Le tabelle messe a punto da Palazzo Chigi elencano infatti i 29 provvedimenti e target che l’attuale esecutivo vuole portare al traguardo entro il mese di ottobre e i 22 che invece arriveranno a conclusione fra novembre e dicembre. Solo per citare le riforme principali, oggetto di attenzione a Bruxelles, nel gruppo che Draghi porterà al traguardo, al netto di complicazioni politiche sempre possibili, c’è la riforma del processo penale e civile. Nel gruppo che resterà al nuovo governo l’attuazione della legge sulla concorrenza.
Al nuovo Governo il compito di scandire la marcia per raggiungere i target
Il riferimento generico a novembre e dicembre nella quarta tabella indica in realtà una scelta netta: sarà compito del nuovo governo scandire la marcia verso il raggiungimento di questi obiettivi. Quel che il governo Draghi può ancora fare, dove le condizioni tecniche (e politiche) lo consentiranno, è avviare l’iter di esame di alcuni provvedimenti previsti per fine anno, con la prima approvazione in Cdm.
Un atteggiamento che è una forma di riguardo per l’azione del prossimo governo. Che sarà il solo responsabile del raggiungimento o meno dei 55 target, ma potrebbe essere ostacolato in questo percorso proprio dal fatto che l’iter di alcuni provvedimenti non sia stato neanche avviato. Alcuni decreti hanno bisogno di pareri del Consiglio di Stato e del Parlamento, passaggi non facili e non rapidi. Facile andare fuori tempo massimo e la Ue non perdona. Tanto più che il prossimo Parlamento e il prossimo governo saranno liberi di modificare il testo approvato in via preliminare.

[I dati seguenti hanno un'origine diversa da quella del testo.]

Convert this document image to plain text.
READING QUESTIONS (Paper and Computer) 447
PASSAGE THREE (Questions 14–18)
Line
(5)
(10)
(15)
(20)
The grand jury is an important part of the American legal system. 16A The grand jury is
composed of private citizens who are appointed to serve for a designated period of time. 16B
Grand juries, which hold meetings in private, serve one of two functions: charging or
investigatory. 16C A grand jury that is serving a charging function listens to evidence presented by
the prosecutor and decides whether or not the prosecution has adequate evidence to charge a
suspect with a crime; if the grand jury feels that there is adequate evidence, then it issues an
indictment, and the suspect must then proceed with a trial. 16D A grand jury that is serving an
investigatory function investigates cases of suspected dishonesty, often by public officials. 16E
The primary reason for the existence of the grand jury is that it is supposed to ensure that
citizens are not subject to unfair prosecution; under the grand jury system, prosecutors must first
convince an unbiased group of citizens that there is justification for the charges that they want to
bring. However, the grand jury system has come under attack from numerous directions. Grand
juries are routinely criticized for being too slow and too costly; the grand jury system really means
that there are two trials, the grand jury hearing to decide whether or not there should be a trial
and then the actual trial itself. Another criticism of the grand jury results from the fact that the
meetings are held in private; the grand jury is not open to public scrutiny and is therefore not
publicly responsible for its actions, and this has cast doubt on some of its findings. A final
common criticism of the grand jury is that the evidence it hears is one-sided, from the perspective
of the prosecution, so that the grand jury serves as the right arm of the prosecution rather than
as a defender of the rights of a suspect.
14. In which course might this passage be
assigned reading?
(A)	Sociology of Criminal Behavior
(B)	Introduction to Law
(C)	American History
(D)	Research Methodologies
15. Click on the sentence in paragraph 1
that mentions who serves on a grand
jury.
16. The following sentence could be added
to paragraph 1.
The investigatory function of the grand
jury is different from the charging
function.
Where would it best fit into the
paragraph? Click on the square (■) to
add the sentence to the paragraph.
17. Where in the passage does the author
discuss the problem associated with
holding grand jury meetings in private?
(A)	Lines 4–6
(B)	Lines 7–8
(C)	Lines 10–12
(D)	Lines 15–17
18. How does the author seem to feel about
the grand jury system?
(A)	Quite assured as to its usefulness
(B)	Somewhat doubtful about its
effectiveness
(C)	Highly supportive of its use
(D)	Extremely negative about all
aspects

Il nodo balneari e l’attuazione della concorrenza
A scatenare tensioni è proprio il tema dei balneari e più in generale l’attuazione della concorrenza. La legge annuale del 2021 è entrata in vigore il 27 agosto (era uno dei target di fine anno). Ma secondo il cronoprogramma del Pnrr vanno approvati entro l’anno anche i 19 provvedimenti attuativi: sette decreti legislativi, per altrettante deleghe al governo, sei decreti ministeriali e sei atti di altro tipo.